L’installation réunit en même temps une peinture, une tenture murale, une tapisserie et explore la dimension de surcharge décorative selon la démarche de l’artiste, la question du motif, du bon goût, dans une approche très intime. Si l’on prend par exemple la peinture réalisée à partir d’un drap de sa famille, il s’en empare pour y peindre le portrait de son amant endormi. Il se dégage une grande douceur. Ricard fait partie de cette génération qui a grandi avec internet, instagram, les filtres et les Kardashian, l’hypersexualisation des cops et qui s’interroge en tant que jeune personne homosexuelle sur la place de ces réseaux dans sa construction mais aussi celle de chacun et chacune. Il nous délivre également des vidéos inspirées des réseaux et des conseils de vie en mode ASMR où il se transforme en coach de vie pour nous accompagner et nous envoyer comme message que nous sommes tous et toutes fabuleux.euses et qu’il faut croire en soi…la réponse résidant en chacun d’entre nous. 

Vues de l’exposition « Forever Young », MAC VAL 2025.  Photos © Aurélien Mole. 

L’œuvre extérieure de Raphaël Maman fait le lien avec le jardin et l’histoire du bâtiment 

L’œuvre en extérieur de Raphaël Maman est une nouvelle version d’une série intitulée « le Banquet ». Il s’agit comme toujours chez l’artiste d’interroger les normes à l’aune des corps et des usages. Le mobilier et la table dont l’utilisation sont contrariées, appellent à nous interroger sur les normes qui nous entourent ; comment elles entravent nos cops et comment on peut inventer d’autres scénarios, d’autres manières d’occuper le réel en dehors des normes. L’œuvre résonne très particulièrement avec l’architecture du musée puisque Jacques Ripault était un disciple de Le Corbusier qui a pensé l’architecture contemporaine à l’aune de l’échelle humaine tout en libérant et enfermant à la fois le corps. Un dialogue très subtil se créé avec l’histoire du lieu. Cela résonne avec une autre œuvre de la collection qui est dans le jardin « La concentration des services » de Julien Berthier qui questionne le monopole et la rationalisation du mobilier urbain dans une œuvre à 3 dimensions qui concentre en un seul objet plusieurs services de la ville : un abribus, une boîte postale, une caméra de surveillance, une horloge, un haut-parleur…
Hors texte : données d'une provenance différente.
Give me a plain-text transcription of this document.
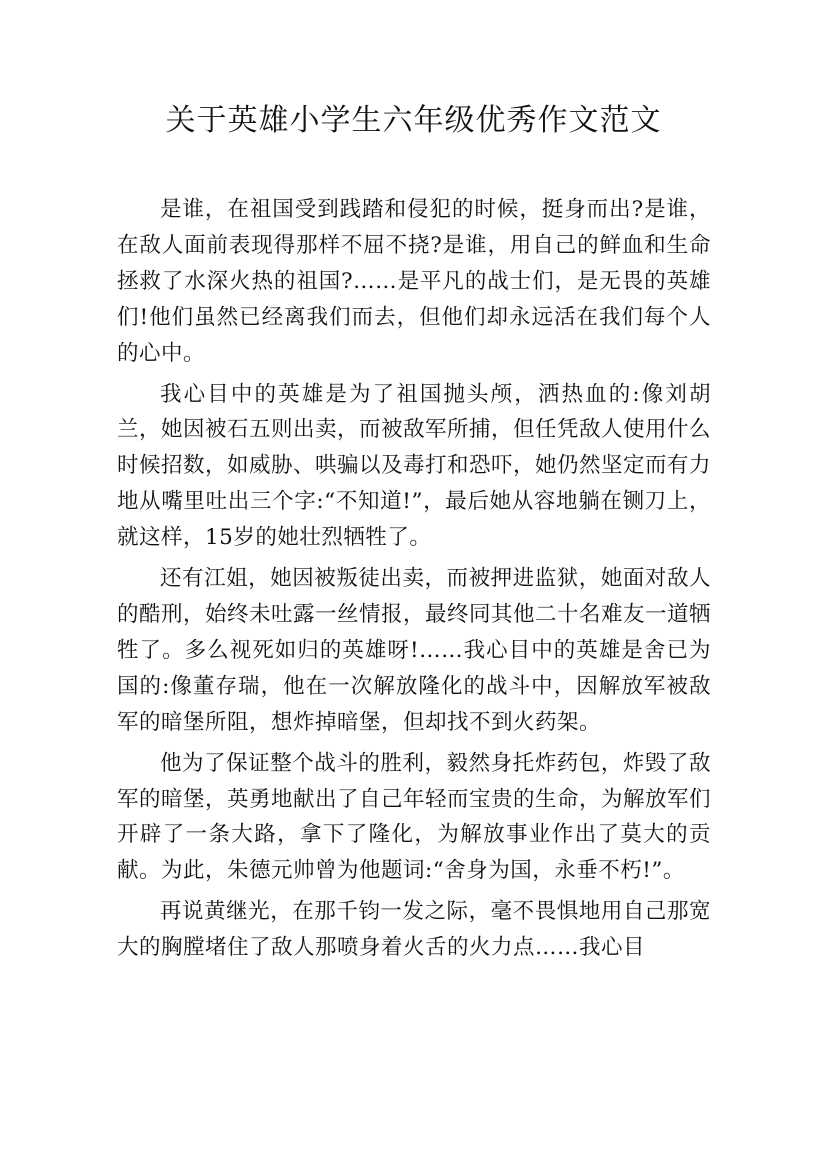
关于英雄小学生六年级优秀作文范文

是谁，在祖国受到践踏和侵犯的时候，挺身而出?是谁，在敌人面前表现得那样不屈不挠?是谁，用自己的鲜血和生命拯救了水深火热的祖国?……是平凡的战士们，是无畏的英雄们!他们虽然已经离我们而去，但他们却永远活在我们每个人的心中。

我心目中的英雄是为了祖国抛头颅，洒热血的:像刘胡兰，她因被石五则出卖，而被敌军所捕，但任凭敌人使用什么时候招数，如威胁、哄骗以及毒打和恐吓，她仍然坚定而有力地从嘴里吐出三个字:“不知道!”，最后她从容地躺在铡刀上，就这样，15岁的她壮烈牺牲了。

还有江姐，她因被叛徒出卖，而被押进监狱，她面对敌人的酷刑，始终未吐露一丝情报，最终同其他二十名难友一道牺牲了。多么视死如归的英雄呀!……我心目中的英雄是舍已为国的:像董存瑞，他在一次解放隆化的战斗中，因解放军被敌军的暗堡所阻，想炸掉暗堡，但却找不到火药架。

他为了保证整个战斗的胜利，毅然身托炸药包，炸毁了敌军的暗堡，英勇地献出了自己年轻而宝贵的生命，为解放军们开辟了一条大路，拿下了隆化，为解放事业作出了莫大的贡献。为此，朱德元帅曾为他题词:“舍身为国，永垂不朽!”。

再说黄继光，在那千钧一发之际，毫不畏惧地用自己那宽大的胸膛堵住了敌人那喷身着火舌的火力点……我心目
Un catalogue est-il prévu ?

On aimerait bien sûr même si c’est encore en attente. Les incertitudes budgétaires pèsent aussi là-dessus. 

Vues de l’exposition « Forever Young », MAC VAL 2025.  Photos © Aurélien Mole. 

Le WE festif : quel bilan ? 

Cela a été un moment très particulier car plein d’émotions diverses. 

J’ai apprécié la dimension festive, artistique et populaire. La sensation forte d’être une équipe. Un week-end très joyeux et un vrai moment de partage avec les professionnel·es, les publics, les artistes…

Vues de l’exposition « Forever Young », MAC VAL 2025.  Photos © Aurélien Mole. 

Quels mots vous viennent à l’esprit pour décrire ces années ?

Dans nos métiers se mélangent vie professionnelle et personnelle. Depuis 20 ans ce musée est devenu ma 2ème maison et j’y ai vécu des choses formidables ou plus compliquées. Des moments forts et importants tant personnellement que professionnellement. Pour résumer je dirais de ces 20 dernières années qu’elles ont été enrichissantes, époustouflantes et fantastiques, à tous les niveaux.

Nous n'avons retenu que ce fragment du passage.